The scheduler was excluded from the components that would use the dbapi - the 
mini scheduler is the odd one out here is it (currently) runs on the work but 
shares much of the code from the scheduling path.

-a

On 2 December 2021 17:56:40 GMT, Andrew Godwin 
<andrew.god...@astronomer.io.INVALID> wrote:
>I would also like to see some discussion in this AIP about how the data is
>going to be serialised to and from the database instances (obviously
>Connexion is involved, but I presume more transformation code is needed
>than that) and the potential slowdown this would cause.
>
>In my experience, a somewhat direct ORM mapping like this is going to
>result in considerably slower times for any complex operation that's
>touching a few hundred rows.
>
>Is there a reason this is being proposed for the scheduler code, too? In my
>mind, the best approach to multitenancy would be to remove all
>user-supplied code from the scheduler and leave it with direct DB access,
>rather than trying to indirect all scheduler access through another API
>layer.
>
>Andrew
>
>On Thu, Dec 2, 2021 at 10:29 AM Jarek Potiuk <ja...@potiuk.com> wrote:
>
>> Yeah - I thik Ash you are completely right we need some more
>> "detailed" clarification.
>>
>> I believe, I know what you are - rightfully - afraid of (re impact on
>> the code), and maybe we have not done a good job on explaining it with
>> some of our assumptions we had when we worked on it with Mateusz.
>>
>> Simply it was not clear that our aim is to absolutely minimise the
>> impact on the "internal DB transactions" done in schedulers and
>> workers.
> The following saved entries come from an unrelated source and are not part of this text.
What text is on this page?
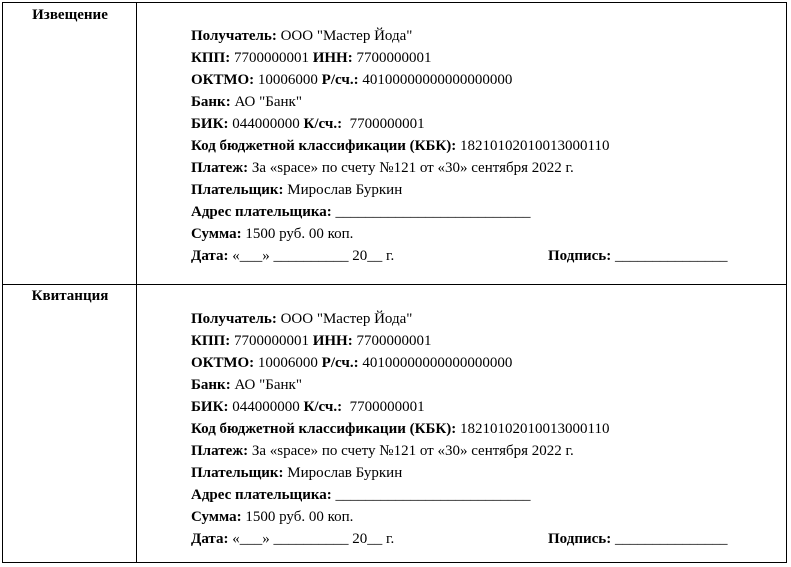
Извещение
Получатель: ООО "Мастер Йода"
КПП: 7700000001 ИНН: 7700000001
ОКТМО: 10006000 Р/сч.: 40100000000000000000
Банк: АО "Банк"
БИК: 044000000 К/сч.:  7700000001
Код бюджетной классификации (КБК): 18210102010013000110
Платеж: За «space» по счету №121 от «30» сентября 2022 г.
Плательщик: Мирослав Буркин
Адрес плательщика: __________________________
Сумма: 1500 руб. 00 коп.
Дата: «___» __________ 20__ г.	Подпись: _______________
Квитанция
Получатель: ООО "Мастер Йода"
КПП: 7700000001 ИНН: 7700000001
ОКТМО: 10006000 Р/сч.: 40100000000000000000
Банк: АО "Банк"
БИК: 044000000 К/сч.:  7700000001
Код бюджетной классификации (КБК): 18210102010013000110
Платеж: За «space» по счету №121 от «30» сентября 2022 г.
Плательщик: Мирослав Буркин
Адрес плательщика: __________________________
Сумма: 1500 руб. 00 коп.
Дата: «___» __________ 20__ г.	Подпись: _______________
The idea is that change will at most result in moving an
>> execution of the transactions to another process but not changing what
>> the DB transactions do internally. Actually this was one of the reason
>> for the "alternative" approach (you can see it in the document) we
>> discussed about - hijack "sqlalchemy session" - this is far too low
>> level and the aim of the "DB-API" is NOT to replace direct DB calls
>> (Hence we need to figure out a better name). The API is there to
>> provide "scheduler logic" API and "REST access to Airflow primitives
>> like dags/tasks/variables/connections" etc..
>>
>> As an example (which we briefly talked about in slack) the
>> "_run_mini_scheduler_on_child_tasks" case
>> (
>> https://github.com/apache/airflow/blob/main/airflow/jobs/local_task_job.py#L225-L274
>> )
>> is an example (that we would put in the doc). As we thought of it -
>> this is a "single DB-API operation". Those are not Pure REST calls of
>> course, they are more RPC-like calls. That is why even initially I
>> thought of separating the API completely. But since there are a lot of
>> common "primitive" calls that we can re-use, I think having a separate
>> DB-API component which will re-use connexion implementation, replacing
>> authentication with the custom worker <> DB-API authentication is the
>> way to go. And yes if we agree on the general idea, we need to choose
>> the best way on how to best "connect" the REST API we have with the
>> RPC-kind of API we need for some cases in workers. But we wanted to
>> make sure we are on the same page with the direction. And yes it means
>> that DB-API will potentially have to handle quite a number of DB
>> operations (and that it has to be replicable and scalable as well) -
>> but DB-API will be "stateless" similarly as the webserver is, so it
>> will be scalable by definition. And yest performance tests will be
>> part of POC - likely even before we finally ask for votes there.
>>
>> So in short:
>> * no modification or impact on current scheduler behaviour when DB
>> Isolation is disabled
>> * only higher level methods will be moved out to  DB-API and we will
>> reuse existing "REST" APIS where it makes sense
>> * we aim to have "0" changes to the logic of processing - both in Dag
>> Processing logic and DB API. We think with this architecture we
>> proposed it's perfectly doable
>>
>> I hope this clarifies a bit, and once we agree on general direction,
>> we will definitely work on adding more details and clarification (we
>> actually already have a lot of that but we just wanted to start with
>> explaining the idea and going into more details later when we are sure
>> there are no "high-level" blockers from the community.
>>
>> J,
>>
>> On Thu, Dec 2, 2021 at 4:46 PM Ash Berlin-Taylor <a...@apache.org> wrote:
>> >
>> > I just provided a general idea for the approach - but if you want me to
>> put more examples then I am happy to do that
>> >
>> >
>> > Yes please.
>> >
>> > It is too general for me and I can't work out what effect it would
>> actually have on the code base, especially how it would look with the
>> config option to enable/disable direct db access.
>> >
>> > -ash
>> >
>> > On Thu, Dec 2 2021 at 16:36:57 +0100, Mateusz Henc
>> <mh...@google.com.INVALID> wrote:
>> >
>> > Hi,
>> > I am sorry if it is not clear enough, let me try to explain it here, so
>> maybe it gives more light on the idea.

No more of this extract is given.